The Dauntless arrived a day later, bringing Worsel and Tregonsee; followed closely by Nadreck in his ultrarefrigerated speedster. Five Lensmen, then, studied intently a globular map of Lyrane II which Clarrissa had made. Four of them, the oxygen breathers, surrounded it in the flesh, while Nadreck was with them only in essence. Physically he was far out in the comfortably subzero reaches of the stratosphere, but his mind was en rapport with theirs; his sense of perception scanned the markings upon the globe as carefully and as accurately as did theirs.

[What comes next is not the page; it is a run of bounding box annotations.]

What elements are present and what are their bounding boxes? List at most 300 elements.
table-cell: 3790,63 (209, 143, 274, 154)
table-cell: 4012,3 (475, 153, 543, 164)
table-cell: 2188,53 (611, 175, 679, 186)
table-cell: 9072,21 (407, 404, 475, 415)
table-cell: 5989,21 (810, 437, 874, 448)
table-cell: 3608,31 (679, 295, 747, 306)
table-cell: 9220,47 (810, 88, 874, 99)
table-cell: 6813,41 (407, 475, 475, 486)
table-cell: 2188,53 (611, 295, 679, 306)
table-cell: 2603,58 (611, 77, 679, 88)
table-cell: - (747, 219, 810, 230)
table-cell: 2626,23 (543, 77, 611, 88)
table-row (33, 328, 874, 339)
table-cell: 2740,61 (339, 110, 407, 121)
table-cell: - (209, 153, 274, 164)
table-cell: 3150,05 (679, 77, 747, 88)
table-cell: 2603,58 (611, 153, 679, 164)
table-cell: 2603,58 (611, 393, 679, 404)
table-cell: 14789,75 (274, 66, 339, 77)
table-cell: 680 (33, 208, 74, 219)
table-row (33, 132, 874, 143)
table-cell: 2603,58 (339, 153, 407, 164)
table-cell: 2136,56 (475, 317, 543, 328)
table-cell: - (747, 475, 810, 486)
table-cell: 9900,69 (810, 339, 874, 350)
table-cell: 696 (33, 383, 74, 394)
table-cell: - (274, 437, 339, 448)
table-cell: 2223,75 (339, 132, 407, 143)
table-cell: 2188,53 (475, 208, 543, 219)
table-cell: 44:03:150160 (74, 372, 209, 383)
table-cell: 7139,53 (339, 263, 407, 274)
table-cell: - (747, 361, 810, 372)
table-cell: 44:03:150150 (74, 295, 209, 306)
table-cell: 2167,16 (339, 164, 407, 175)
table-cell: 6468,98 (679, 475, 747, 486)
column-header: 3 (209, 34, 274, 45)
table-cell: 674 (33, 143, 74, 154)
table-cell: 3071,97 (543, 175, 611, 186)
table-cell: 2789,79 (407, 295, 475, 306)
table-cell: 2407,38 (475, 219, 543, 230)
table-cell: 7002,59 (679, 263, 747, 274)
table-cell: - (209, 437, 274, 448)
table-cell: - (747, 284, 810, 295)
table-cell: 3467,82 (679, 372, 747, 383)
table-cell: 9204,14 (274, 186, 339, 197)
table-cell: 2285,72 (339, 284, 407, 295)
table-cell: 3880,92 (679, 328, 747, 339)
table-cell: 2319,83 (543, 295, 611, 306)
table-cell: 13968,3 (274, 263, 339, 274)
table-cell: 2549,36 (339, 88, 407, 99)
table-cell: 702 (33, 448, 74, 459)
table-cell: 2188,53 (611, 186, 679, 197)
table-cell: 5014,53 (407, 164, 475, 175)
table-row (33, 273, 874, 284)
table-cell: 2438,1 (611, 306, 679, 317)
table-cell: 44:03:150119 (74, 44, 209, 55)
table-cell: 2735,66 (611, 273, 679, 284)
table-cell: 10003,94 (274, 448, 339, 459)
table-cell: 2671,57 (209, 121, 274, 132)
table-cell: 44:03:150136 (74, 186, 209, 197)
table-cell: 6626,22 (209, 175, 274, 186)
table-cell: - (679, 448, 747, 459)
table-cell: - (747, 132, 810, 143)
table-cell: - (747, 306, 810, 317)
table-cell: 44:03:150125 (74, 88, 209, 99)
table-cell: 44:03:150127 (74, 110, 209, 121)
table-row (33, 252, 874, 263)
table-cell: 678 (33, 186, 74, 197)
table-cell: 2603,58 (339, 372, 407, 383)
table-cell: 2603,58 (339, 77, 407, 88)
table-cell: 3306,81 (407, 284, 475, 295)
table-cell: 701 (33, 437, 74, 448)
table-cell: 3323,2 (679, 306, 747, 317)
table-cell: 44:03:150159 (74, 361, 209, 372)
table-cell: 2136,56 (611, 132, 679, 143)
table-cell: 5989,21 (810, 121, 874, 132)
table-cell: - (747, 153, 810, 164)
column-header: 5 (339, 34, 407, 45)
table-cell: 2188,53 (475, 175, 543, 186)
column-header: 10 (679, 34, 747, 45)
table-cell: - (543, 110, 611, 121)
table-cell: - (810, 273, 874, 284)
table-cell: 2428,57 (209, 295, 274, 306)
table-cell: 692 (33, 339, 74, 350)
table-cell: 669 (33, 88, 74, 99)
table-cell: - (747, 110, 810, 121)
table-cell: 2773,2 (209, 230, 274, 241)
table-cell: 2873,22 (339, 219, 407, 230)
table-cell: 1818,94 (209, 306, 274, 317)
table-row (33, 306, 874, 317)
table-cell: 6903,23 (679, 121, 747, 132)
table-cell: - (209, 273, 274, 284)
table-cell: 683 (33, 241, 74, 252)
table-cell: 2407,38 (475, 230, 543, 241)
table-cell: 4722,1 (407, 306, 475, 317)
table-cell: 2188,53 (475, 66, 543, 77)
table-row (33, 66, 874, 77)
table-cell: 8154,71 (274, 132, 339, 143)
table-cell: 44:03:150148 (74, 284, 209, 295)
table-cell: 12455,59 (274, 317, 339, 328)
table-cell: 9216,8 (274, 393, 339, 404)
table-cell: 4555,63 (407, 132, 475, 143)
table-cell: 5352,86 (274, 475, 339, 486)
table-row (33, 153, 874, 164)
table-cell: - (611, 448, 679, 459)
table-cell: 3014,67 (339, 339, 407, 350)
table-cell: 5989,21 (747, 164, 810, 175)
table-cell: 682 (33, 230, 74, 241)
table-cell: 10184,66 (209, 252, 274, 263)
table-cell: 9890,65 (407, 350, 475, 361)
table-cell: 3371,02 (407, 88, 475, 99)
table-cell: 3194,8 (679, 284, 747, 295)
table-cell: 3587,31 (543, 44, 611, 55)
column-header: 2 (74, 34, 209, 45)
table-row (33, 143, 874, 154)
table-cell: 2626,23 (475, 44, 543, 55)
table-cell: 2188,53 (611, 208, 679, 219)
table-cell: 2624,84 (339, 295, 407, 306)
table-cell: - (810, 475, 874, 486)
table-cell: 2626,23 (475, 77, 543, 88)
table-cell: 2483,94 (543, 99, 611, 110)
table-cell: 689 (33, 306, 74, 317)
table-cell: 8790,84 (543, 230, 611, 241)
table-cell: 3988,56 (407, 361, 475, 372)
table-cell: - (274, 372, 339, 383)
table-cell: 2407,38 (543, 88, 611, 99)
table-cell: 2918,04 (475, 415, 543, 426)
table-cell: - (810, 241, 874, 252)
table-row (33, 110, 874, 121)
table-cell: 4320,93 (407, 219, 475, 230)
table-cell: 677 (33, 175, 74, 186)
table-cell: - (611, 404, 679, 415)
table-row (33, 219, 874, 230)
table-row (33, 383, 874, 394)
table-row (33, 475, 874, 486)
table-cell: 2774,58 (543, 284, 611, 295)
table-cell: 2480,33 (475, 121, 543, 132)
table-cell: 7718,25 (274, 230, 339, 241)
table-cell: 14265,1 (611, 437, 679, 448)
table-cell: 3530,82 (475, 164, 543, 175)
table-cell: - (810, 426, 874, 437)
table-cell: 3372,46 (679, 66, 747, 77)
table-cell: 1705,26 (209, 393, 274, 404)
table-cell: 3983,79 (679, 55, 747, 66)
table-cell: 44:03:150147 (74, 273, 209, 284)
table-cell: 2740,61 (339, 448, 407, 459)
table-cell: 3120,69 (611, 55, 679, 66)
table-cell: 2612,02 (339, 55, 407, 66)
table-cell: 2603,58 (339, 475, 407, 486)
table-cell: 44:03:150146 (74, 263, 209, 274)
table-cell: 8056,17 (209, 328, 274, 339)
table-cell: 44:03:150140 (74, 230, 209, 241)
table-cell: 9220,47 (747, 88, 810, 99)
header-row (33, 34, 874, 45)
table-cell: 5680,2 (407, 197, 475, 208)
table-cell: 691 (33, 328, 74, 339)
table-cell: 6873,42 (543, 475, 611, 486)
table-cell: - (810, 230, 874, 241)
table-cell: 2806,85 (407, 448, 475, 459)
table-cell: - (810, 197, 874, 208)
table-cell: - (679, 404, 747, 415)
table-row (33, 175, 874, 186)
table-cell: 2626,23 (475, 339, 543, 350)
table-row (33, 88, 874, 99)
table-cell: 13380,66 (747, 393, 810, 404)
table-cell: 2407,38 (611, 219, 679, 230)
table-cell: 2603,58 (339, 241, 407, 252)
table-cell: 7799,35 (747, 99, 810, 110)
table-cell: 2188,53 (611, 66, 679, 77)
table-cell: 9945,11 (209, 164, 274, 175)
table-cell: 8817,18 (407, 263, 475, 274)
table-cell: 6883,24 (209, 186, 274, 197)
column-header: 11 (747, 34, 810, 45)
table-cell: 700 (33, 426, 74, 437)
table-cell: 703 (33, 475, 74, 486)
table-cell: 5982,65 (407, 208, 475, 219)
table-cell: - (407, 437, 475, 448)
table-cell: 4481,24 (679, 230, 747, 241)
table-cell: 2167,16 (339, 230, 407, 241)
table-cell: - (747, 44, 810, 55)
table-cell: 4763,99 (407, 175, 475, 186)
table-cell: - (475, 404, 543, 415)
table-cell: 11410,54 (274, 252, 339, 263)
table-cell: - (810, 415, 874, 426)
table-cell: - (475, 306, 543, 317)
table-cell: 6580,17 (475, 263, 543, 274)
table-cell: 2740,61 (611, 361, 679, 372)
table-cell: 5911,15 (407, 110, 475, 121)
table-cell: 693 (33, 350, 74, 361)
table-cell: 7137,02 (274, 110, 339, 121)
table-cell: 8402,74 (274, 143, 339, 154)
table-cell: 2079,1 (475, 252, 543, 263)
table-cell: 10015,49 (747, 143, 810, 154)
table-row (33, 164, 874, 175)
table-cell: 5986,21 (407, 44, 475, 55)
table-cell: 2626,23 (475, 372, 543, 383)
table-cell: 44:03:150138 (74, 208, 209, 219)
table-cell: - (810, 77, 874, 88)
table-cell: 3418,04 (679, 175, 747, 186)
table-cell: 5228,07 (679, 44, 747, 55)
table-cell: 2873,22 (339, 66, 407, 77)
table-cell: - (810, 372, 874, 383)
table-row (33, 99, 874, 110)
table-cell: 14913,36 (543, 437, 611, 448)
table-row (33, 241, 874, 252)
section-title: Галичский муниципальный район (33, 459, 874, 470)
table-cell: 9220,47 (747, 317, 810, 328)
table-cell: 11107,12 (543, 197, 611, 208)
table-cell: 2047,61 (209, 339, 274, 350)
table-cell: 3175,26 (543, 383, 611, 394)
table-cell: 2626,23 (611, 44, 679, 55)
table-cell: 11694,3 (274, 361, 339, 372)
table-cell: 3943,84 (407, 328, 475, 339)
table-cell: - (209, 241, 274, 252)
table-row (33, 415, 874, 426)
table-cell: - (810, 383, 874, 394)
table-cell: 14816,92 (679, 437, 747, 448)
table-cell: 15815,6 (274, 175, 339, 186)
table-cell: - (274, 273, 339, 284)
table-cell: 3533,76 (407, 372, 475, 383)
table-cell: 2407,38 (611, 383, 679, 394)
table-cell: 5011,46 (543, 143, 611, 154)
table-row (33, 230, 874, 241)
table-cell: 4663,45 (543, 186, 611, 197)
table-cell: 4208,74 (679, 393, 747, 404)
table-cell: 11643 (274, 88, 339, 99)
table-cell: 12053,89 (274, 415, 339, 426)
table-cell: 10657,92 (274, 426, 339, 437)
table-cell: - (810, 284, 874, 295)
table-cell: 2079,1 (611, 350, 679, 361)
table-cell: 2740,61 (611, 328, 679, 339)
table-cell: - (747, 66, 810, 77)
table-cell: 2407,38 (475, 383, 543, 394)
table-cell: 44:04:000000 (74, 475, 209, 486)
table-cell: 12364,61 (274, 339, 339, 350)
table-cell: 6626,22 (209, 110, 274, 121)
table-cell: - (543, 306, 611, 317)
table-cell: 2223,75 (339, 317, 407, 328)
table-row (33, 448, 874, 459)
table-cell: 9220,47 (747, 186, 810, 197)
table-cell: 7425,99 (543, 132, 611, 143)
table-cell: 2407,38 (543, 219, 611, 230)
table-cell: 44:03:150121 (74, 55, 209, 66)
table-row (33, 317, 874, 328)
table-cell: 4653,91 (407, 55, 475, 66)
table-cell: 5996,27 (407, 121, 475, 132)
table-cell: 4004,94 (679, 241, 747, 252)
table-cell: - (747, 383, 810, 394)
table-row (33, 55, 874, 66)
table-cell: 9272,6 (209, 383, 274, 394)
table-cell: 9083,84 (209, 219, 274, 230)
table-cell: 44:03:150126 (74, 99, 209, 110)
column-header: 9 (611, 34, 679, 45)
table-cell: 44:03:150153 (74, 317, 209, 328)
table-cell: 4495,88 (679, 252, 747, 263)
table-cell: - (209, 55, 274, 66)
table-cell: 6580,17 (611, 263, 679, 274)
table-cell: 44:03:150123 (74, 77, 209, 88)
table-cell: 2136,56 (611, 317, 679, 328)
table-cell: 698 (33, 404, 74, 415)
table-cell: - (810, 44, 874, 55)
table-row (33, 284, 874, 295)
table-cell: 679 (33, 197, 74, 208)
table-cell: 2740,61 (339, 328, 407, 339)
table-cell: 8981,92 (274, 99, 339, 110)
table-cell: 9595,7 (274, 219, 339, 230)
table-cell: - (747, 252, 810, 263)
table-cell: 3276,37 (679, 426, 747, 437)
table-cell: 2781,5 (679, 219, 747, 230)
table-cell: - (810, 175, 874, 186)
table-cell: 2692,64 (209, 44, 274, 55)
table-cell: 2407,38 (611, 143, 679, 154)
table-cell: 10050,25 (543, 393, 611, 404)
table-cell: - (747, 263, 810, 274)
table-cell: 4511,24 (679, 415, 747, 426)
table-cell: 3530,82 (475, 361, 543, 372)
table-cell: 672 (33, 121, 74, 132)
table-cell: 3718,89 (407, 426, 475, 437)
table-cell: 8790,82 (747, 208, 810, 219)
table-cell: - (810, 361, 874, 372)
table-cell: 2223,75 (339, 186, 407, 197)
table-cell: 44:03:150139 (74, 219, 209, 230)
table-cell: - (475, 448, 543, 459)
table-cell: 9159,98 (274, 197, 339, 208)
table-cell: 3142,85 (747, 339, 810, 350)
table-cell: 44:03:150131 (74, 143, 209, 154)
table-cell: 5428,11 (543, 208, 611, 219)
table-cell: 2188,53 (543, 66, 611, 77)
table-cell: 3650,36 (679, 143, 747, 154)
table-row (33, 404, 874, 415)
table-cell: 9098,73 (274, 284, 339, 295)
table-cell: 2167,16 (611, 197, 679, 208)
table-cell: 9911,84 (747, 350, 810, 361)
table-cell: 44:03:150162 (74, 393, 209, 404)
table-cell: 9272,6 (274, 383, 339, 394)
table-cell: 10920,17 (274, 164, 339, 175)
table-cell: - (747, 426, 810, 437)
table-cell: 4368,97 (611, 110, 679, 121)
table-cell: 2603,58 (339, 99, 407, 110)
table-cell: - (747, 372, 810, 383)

"This belt which I have colored pink," Mac explained, "corresponding roughly to the torrid zone, is the inhabited area of Lyrane II. Nobody lives anywhere else. Upon it I have charted every unexplained disappearance that I have been able to find out about. Each of these black crosses is where one such person lived. The black circle—or circles, for frequently there are more than one—connected to each cross by a black line, marks the spot—or spots—where that person was seen for the last time or times. If the black circle is around the cross, it means that she was last seen at home. I'm sorry that I couldn't get any real information; that this jumble is all that I could discover for you."
The crosses were distributed fairly evenly all around the globe and throughout the populated zone. The circles, however, tended markedly to concentrate upon the northern edge of that zone; and practically all of the encircled crosses were very close to the northern edge of the populated belt. To four of the Lensmen present the full grisly meaning of the thing was starkly plain.